Séance du 20 avril 2017 / Eric Galam
Soigner les soignants : L’erreur médicale, le burn-out et le soignant
Compte-rendu Eric Galam L’erreur médicale, le burn-out et le soignant.
La médecine est une maladie qui frappe tous les médecins de manière inégale. Certains en tirent des bénéfices durables. D’autres décident un jour de rendre leur blouse parce que c’est la seule possibilité de guérir – au prix de quelques cicatrices. Qu’on le veuille ou non, on est toujours médecin. Mais on n’est pas tenu de le faire payer aux autres, et on n’est pas non plus obligé d’en crever.[1]
La culture médicale occidentale a « massivement opté pour l’efficacité immédiate contre l’accompagnement lent et graduel des processus de maturation, pour la distinction radicale des rôles et des statuts de soignant et de soigné contre leur permutation possible, pour la clarté et l’univocité des signes contre l’opacité et l’équivocité des symboles»[2]. Parallèlement, « nous avons du mal à envisager que le médecin puisse être malade, comme nous avons du mal à penser que le corps et l’esprit puissent être profondément intriqués. La maladie est soit intégralement négativisée par un processus de réduction sémiologique qui s’accompagne d’une positivation et d’une absolutisation de la médecine, soit intégralement positivée et la médecine systématiquement rejetée par un processus qui relève de la même formation idéologique.»[3] Or, face aux contraintes économiques et aux obligations managériales de rentabilité, le métier de soignant tend au découragement, à la frustration, à la désillusion. Les gestes se paralysent et semblent parfois s’épuiser dans la nostalgie d’un avant. On assiste, pourrait-on dire, à une crise de sens et des valeurs de la pratique médicale : crise de la « culture » médicale.
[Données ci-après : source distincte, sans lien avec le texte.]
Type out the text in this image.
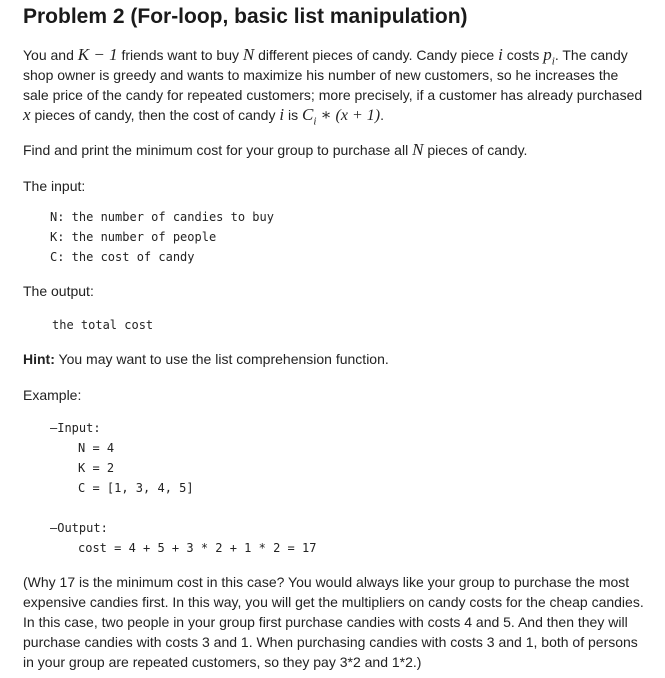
Problem 2 (For-loop, basic list manipulation)

You and K − 1 friends want to buy N different pieces of candy. Candy piece i costs $p_i$. The candy

shop owner is greedy and wants to maximize his number of new customers, so he increases the

sale price of the candy for repeated customers; more precisely, if a customer has already purchased

x pieces of candy, then the cost of candy i is $C_i$ ∗ (x + 1).

Find and print the minimum cost for your group to purchase all N pieces of candy.

The input:

N: the number of candies to buy
K: the number of people
C: the cost of candy

The output:

the total cost

Hint: You may want to use the list comprehension function.

Example:

—Input:
N = 4
K = 2
C = [1, 3, 4, 5]
—Output:
cost = 4 + 5 + 3 * 2 + 1 * 2 = 17

(Why 17 is the minimum cost in this case? You would always like your group to purchase the most

expensive candies first. In this way, you will get the multipliers on candy costs for the cheap candies.

In this case, two people in your group first purchase candies with costs 4 and 5. And then they will

purchase candies with costs 3 and 1. When purchasing candies with costs 3 and 1, both of persons

in your group are repeated customers, so they pay 3*2 and 1*2.)
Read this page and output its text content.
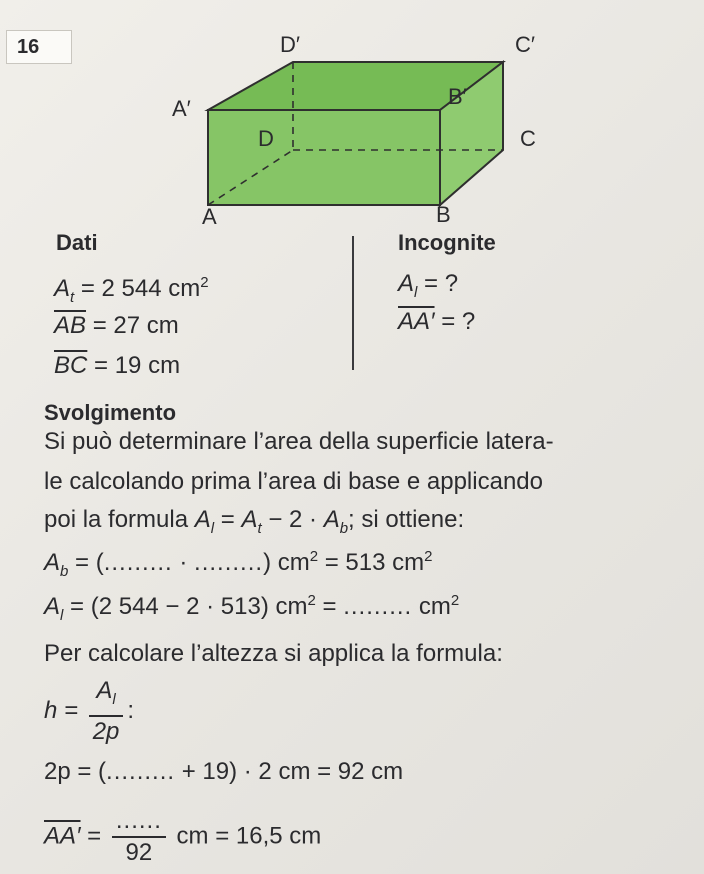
16	D′	C′
A′	B′
D	C
A	B
Dati	Incognite
$A_t = 2$ 544 $cm^2$
$\overline{AB} = 27$ cm
$\overline{BC} = 19$ cm
$A_l$ = ?
AA′ = ?
Svolgimento
Si può determinare l’area della superficie latera-
le calcolando prima l’area di base e applicando
poi la formula $A_l = A_t - 2 \cdot A_b$; si ottiene:
$A_b$ = (......... · .........) $cm^2 = 513$ $cm^2$
$A_l = (2$ 544 − 2 · 513) $cm^2$ = ......... $cm^2$
Per calcolare l’altezza si applica la formula:
$h = \frac{A_l}{2p}$ :
2p = (......... + 19) · 2 cm = 92 cm
$AA' = \frac{......}{92}$ cm = 16,5 cm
Celle-ci est rendu visible expressément à travers les épuisements professionnels menant au burn-out : une pathologie de la relation d’aide.
Le concept de burn out syndrom a été défini en 1972 parce que certains professionnels impliqués dans une relation de soin étaient « parfois victimes d’incendie tout comme les immeubles : sous l’effet de la tension produite par notre monde complexe, leurs ressources internes en viennent à se consumer comme sous l’action des flammes, ne laissant qu’un vide immense à l’intérieur, même si l’enveloppe externe semble plus ou moins intacte »[4]. Celui-ci se manifeste par un épuisement émotionnel marqué par un manque de motivation et d’entrain au travail, et une sensation que tout est difficile, voire insurmontable. Il conduit à une réduction de l’accomplissement personnel : le soignant s’évalue négativement, se trouve incompétent et sans utilité pour ses patients, diminuant ainsi l’estime qu’il a de lui-même en tant que professionnel et supportant donc moins les efforts qu’il doit faire pour surmonter son épuisement. Ce phénomène se traduit dans le soin par une tendance du soignant à dépersonnaliser ses patients qui sont vus de manière impersonnelle, négative, détachée voire cynique. Comment soigner dans ces conditions ? Comment permettre la reconquête d’un espace de dialogue ? Comment penser la médecine, habiter la médecine et discuter la médecine entre soignants et avec les patients ?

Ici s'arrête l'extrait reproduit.